SBIR-STTR Award

High Energy Density Materials for Projectile Li-ion Battery
Award last edited on: 4/15/2021

Sponsored Program
SBIR
Awarding Agency
DOD : Army
Total Award Amount
$563,707
Award Phase
2
Solicitation Topic Code
A14-082
Principal Investigator
Alex Yu

Company Information

Lionano Inc

19 Presidential Way
Woburn, MA 01801
Location: Multiple
Congr. District: 05
County: Tompkins

Phase I

Contract Number: ----------
Start Date: ----    Completed: ----
Phase I year
2015
Phase I Amount
$99,973
Lionano Inc. proposes to develop a novel cathode material that will improve lithium ion batteries (LIBs) in terms of both gravimetric and volumetric energy density, length of charge, charging rate, cost and safety. The new cathode material also can be used as a "drop-in replacement" for current LIB systems, and thus new batteries will not need to be designed and manufactured in order to accommodate the material. This battery technology opens up a new era for military applications such as US Army ARDEC munitions and projectiles fired from a gun.

Phase II

Contract Number: ----------
Start Date: ----    Completed: ----
Phase II year
2017
Phase II Amount
$463,734
Batteries are critical components in modern military electronics.

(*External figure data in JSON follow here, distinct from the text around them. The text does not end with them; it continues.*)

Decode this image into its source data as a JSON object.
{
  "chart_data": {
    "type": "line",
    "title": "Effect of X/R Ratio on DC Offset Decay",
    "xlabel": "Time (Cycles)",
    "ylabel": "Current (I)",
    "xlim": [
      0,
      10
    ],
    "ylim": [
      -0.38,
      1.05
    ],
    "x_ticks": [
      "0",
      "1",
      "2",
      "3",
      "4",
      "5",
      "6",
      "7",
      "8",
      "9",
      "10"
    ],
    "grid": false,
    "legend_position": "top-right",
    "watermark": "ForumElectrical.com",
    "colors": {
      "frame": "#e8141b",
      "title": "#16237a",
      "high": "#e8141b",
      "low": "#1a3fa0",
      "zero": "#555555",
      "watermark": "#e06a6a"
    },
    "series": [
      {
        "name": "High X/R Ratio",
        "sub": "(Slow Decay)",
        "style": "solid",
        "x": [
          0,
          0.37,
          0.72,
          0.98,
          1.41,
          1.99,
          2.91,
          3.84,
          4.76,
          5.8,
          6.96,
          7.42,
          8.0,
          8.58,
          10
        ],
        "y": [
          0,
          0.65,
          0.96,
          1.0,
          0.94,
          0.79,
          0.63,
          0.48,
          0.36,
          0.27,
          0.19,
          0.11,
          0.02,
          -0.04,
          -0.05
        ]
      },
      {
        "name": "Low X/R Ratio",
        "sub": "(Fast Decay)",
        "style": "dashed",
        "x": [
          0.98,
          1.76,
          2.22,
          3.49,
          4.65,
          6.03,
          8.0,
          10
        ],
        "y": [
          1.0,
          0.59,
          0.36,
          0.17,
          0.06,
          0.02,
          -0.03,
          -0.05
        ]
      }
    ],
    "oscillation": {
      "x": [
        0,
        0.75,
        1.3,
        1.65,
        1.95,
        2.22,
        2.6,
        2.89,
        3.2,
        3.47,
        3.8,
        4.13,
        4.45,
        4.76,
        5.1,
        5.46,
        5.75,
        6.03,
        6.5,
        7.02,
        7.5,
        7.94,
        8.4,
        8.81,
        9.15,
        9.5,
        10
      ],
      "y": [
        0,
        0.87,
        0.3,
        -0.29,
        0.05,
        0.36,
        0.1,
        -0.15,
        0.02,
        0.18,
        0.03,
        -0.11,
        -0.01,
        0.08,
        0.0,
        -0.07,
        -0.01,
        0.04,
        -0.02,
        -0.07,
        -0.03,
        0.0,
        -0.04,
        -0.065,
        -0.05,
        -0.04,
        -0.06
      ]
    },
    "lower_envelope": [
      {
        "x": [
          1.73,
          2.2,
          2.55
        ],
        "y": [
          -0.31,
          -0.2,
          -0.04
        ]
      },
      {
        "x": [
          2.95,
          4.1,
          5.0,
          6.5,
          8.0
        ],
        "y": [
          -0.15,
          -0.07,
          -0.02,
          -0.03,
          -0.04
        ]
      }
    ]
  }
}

Advanced energy storage devices such as lithium ion batteries (LIBs) must keep up with the development of military technology that demands batteries with high gravimetric and volumetric energy density, fast charging rates, and reliability over extreme operating conditions. These criteria drive our development of new active battery materials that serve as a drop-in replacement for current military LIBs. In Phase I, Lionano compound number 1.0 was engineered at the nanoscale and demonstrated to maximize LIB performance at the cathode. In Phase II three complete battery prototypes, with increasing performance capability, will be produced. The first prototype, made immediately at the start of Phase II, is ready to be assembled at the Battery Prototyping Center at R.I.T. using Lionano cathode material produced at Cornell University. In the next stage of development, a metallic lithium anode will replace graphite to further improve energy density. Finally, an all-solid state battery cell will be produced using a polymer electrolyte to enhance stability and electrochemical performance. The Phase II workflow will integrate testing and projectile qualification with development so iterative improvements can ensure high reliability, lasting performance and shelf-life, while providing quantitative characterization of performance.